Le prince Andrew est sommé par les avocates des victimes présumées de feu son ami le financier américain Jeffrey Epstein de venir témoigner sur ce qu'il savait des activités du pédophile, un scandale qui plombe la monarchie britannique.

Non content d'avoir dû démissionner de ses fonctions officielles mercredi, après une calamiteuse interview à la BBC, le prince se voit à présent mis en demeure de raconter ce qu'il savait des activités du financier, retrouvé mort en prison après avoir été accusé d'avoir exploité sexuellement des jeunes filles mineures pendant des années.

"Nous pensons que personne n'est au-dessus de la loi et que toute personne devrait répondre à des questions s'ils ont des informations pertinentes. Et il (le prince Andrew) a clairement des informations pertinentes", a déclaré Me Lisa Bloom, jeudi, à BBC Radio 4.

La veille au soir, une autre avocate, Gloria Allred, avait enjoint le prince de "contacter sans condition et sans délai" les autorités américaines, avant même une éventuelle convocation, sur la BBC.

Le second fils de la reine Elizabeth II, embourbé dans une polémique sur ses liens avec Epstein et lâché par nombre d'entreprises et d'universités avec lesquelles il collaborait, a annoncé "mettre fin à ses engagements publics" et s'est dit "prêt à aider" l'enquête sur cette affaire.

"Nous savons que le prince Andrew a eu de nombreux contacts avec Jeffrey Epstein et Ghislaine Maxwell (accusée par plusieurs victimes de les avoir "recrutées") et nous pensons que quiconque a eu beaucoup d'interactions avec eux devrait parler non seulement aux forces de l'ordre, mais également aux avocats des victimes, des personnes comme moi", a déclaré Lisa Bloom, qui représente cinq victimes présumées d'Epstein.
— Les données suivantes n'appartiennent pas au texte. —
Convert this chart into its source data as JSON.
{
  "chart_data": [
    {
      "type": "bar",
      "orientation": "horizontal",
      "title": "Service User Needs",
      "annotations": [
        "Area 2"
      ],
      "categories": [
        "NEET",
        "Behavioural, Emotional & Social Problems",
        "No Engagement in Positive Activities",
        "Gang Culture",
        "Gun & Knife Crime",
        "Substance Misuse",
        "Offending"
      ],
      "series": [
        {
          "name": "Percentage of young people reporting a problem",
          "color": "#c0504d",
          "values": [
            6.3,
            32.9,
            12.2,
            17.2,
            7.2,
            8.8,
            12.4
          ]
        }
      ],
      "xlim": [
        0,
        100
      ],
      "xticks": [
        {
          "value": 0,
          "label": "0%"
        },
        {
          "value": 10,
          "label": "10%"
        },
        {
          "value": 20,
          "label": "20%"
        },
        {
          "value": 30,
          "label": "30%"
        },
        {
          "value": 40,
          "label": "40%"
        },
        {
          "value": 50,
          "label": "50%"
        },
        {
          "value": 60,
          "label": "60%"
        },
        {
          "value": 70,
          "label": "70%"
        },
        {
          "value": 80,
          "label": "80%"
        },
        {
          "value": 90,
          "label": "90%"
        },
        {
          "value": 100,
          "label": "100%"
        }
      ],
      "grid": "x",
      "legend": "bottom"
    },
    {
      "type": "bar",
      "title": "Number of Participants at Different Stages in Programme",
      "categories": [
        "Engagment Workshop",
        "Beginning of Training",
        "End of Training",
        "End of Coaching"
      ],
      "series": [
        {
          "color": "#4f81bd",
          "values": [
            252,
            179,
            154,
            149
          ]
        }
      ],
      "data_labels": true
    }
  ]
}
Le fils préféré de la reine a déjà fait des gros titres peu flatteurs par le passé, pour son style de vie l'assimilant à un playboy et ses amours tumultueuses.

Mais cette fois, l'affaire est plus grave, puisqu'il a fréquenté un pédophile convaincu même après sa condamnation par la justice américaine.
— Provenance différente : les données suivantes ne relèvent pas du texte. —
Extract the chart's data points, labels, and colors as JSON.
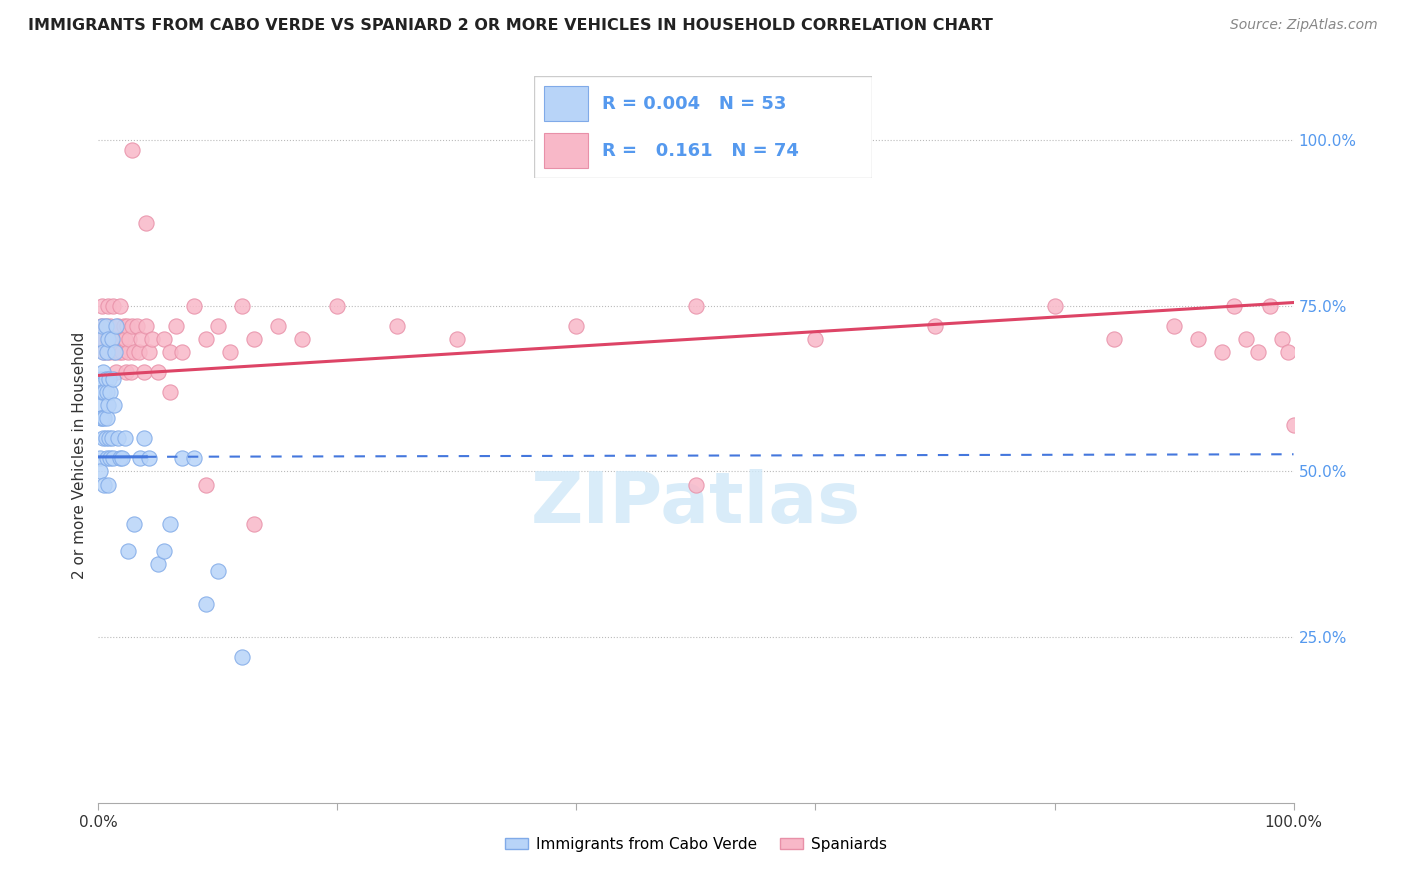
{
  "title": "IMMIGRANTS FROM CABO VERDE VS SPANIARD 2 OR MORE VEHICLES IN HOUSEHOLD CORRELATION CHART",
  "source": "Source: ZipAtlas.com",
  "ylabel": "2 or more Vehicles in Household",
  "y_axis_labels_right": [
    "100.0%",
    "75.0%",
    "50.0%",
    "25.0%"
  ],
  "y_axis_vals_right": [
    1.0,
    0.75,
    0.5,
    0.25
  ],
  "color_blue_fill": "#b8d4f8",
  "color_blue_edge": "#80aae8",
  "color_pink_fill": "#f8b8c8",
  "color_pink_edge": "#e890a8",
  "line_color_blue": "#4477dd",
  "line_color_pink": "#dd4466",
  "grid_color": "#cccccc",
  "right_label_color": "#5599ee",
  "watermark_color": "#d0e8f8",
  "xlim": [
    0.0,
    1.0
  ],
  "ylim": [
    0.0,
    1.05
  ],
  "cv_R": 0.004,
  "cv_N": 53,
  "sp_R": 0.161,
  "sp_N": 74,
  "cv_line_start_y": 0.522,
  "cv_line_end_y": 0.526,
  "sp_line_start_y": 0.645,
  "sp_line_end_y": 0.755,
  "cv_x": [
    0.001,
    0.001,
    0.001,
    0.002,
    0.002,
    0.002,
    0.003,
    0.003,
    0.003,
    0.004,
    0.004,
    0.004,
    0.005,
    0.005,
    0.005,
    0.006,
    0.006,
    0.006,
    0.007,
    0.007,
    0.007,
    0.007,
    0.008,
    0.008,
    0.008,
    0.009,
    0.009,
    0.01,
    0.01,
    0.011,
    0.011,
    0.012,
    0.012,
    0.013,
    0.014,
    0.015,
    0.016,
    0.018,
    0.02,
    0.022,
    0.025,
    0.03,
    0.035,
    0.038,
    0.042,
    0.05,
    0.055,
    0.06,
    0.07,
    0.08,
    0.09,
    0.1,
    0.12
  ],
  "cv_y": [
    0.52,
    0.6,
    0.5,
    0.7,
    0.64,
    0.58,
    0.72,
    0.62,
    0.58,
    0.65,
    0.55,
    0.68,
    0.62,
    0.58,
    0.48,
    0.72,
    0.64,
    0.55,
    0.68,
    0.62,
    0.58,
    0.52,
    0.7,
    0.6,
    0.48,
    0.64,
    0.55,
    0.62,
    0.52,
    0.7,
    0.55,
    0.64,
    0.52,
    0.6,
    0.68,
    0.72,
    0.55,
    0.52,
    0.52,
    0.55,
    0.38,
    0.42,
    0.52,
    0.55,
    0.52,
    0.36,
    0.38,
    0.42,
    0.52,
    0.52,
    0.3,
    0.35,
    0.22
  ],
  "sp_x": [
    0.001,
    0.002,
    0.003,
    0.004,
    0.005,
    0.006,
    0.007,
    0.008,
    0.009,
    0.01,
    0.011,
    0.012,
    0.013,
    0.014,
    0.015,
    0.016,
    0.017,
    0.018,
    0.019,
    0.02,
    0.021,
    0.022,
    0.023,
    0.024,
    0.025,
    0.026,
    0.027,
    0.028,
    0.03,
    0.032,
    0.034,
    0.036,
    0.038,
    0.04,
    0.042,
    0.045,
    0.05,
    0.055,
    0.06,
    0.065,
    0.07,
    0.08,
    0.09,
    0.1,
    0.11,
    0.12,
    0.13,
    0.15,
    0.17,
    0.2,
    0.25,
    0.3,
    0.4,
    0.5,
    0.6,
    0.7,
    0.8,
    0.85,
    0.9,
    0.92,
    0.94,
    0.95,
    0.96,
    0.97,
    0.98,
    0.99,
    0.995,
    1.0,
    0.028,
    0.04,
    0.06,
    0.09,
    0.13,
    0.5
  ],
  "sp_y": [
    0.7,
    0.72,
    0.75,
    0.7,
    0.68,
    0.72,
    0.7,
    0.75,
    0.68,
    0.72,
    0.7,
    0.75,
    0.68,
    0.7,
    0.65,
    0.72,
    0.68,
    0.75,
    0.7,
    0.68,
    0.72,
    0.7,
    0.65,
    0.72,
    0.68,
    0.7,
    0.65,
    0.72,
    0.68,
    0.72,
    0.68,
    0.7,
    0.65,
    0.72,
    0.68,
    0.7,
    0.65,
    0.7,
    0.68,
    0.72,
    0.68,
    0.75,
    0.7,
    0.72,
    0.68,
    0.75,
    0.7,
    0.72,
    0.7,
    0.75,
    0.72,
    0.7,
    0.72,
    0.75,
    0.7,
    0.72,
    0.75,
    0.7,
    0.72,
    0.7,
    0.68,
    0.75,
    0.7,
    0.68,
    0.75,
    0.7,
    0.68,
    0.57,
    0.985,
    0.875,
    0.62,
    0.48,
    0.42,
    0.48
  ]
}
Dans son communiqué, Andrew, qui s'est vu reprocher son manque de regrets pour son amitié avec Epstein et d'empathie pour les victimes présumées dans son interview à la BBC, a dit "regretter sans équivoque (son) association malavisée avec Jeffrey Epstein" et "compatir profondément avec toutes les personnes affectées" par l'affaire.

- "Désolé maman!"-

La disgrâce du duc d'York faisait de nouveau la Une jeudi de tous les quotidiens britanniques à part le Financial Times.

"Désolé maman", se moquait le Daily Mirror en publiant une photo du prince dans une voiture après une entrevue avec sa mère la reine Elizabeth II à Buckingham Palace.

"Le duc se retire après des discussions de crise avec la reine" titrait le Times avec la même photo.

"Paria" commentait en gros caractères le tabloïd Daily Mail, tandis que les autres journaux évoquaient sa "honte" et son humiliation après l'annonce de son retrait de la vie publique.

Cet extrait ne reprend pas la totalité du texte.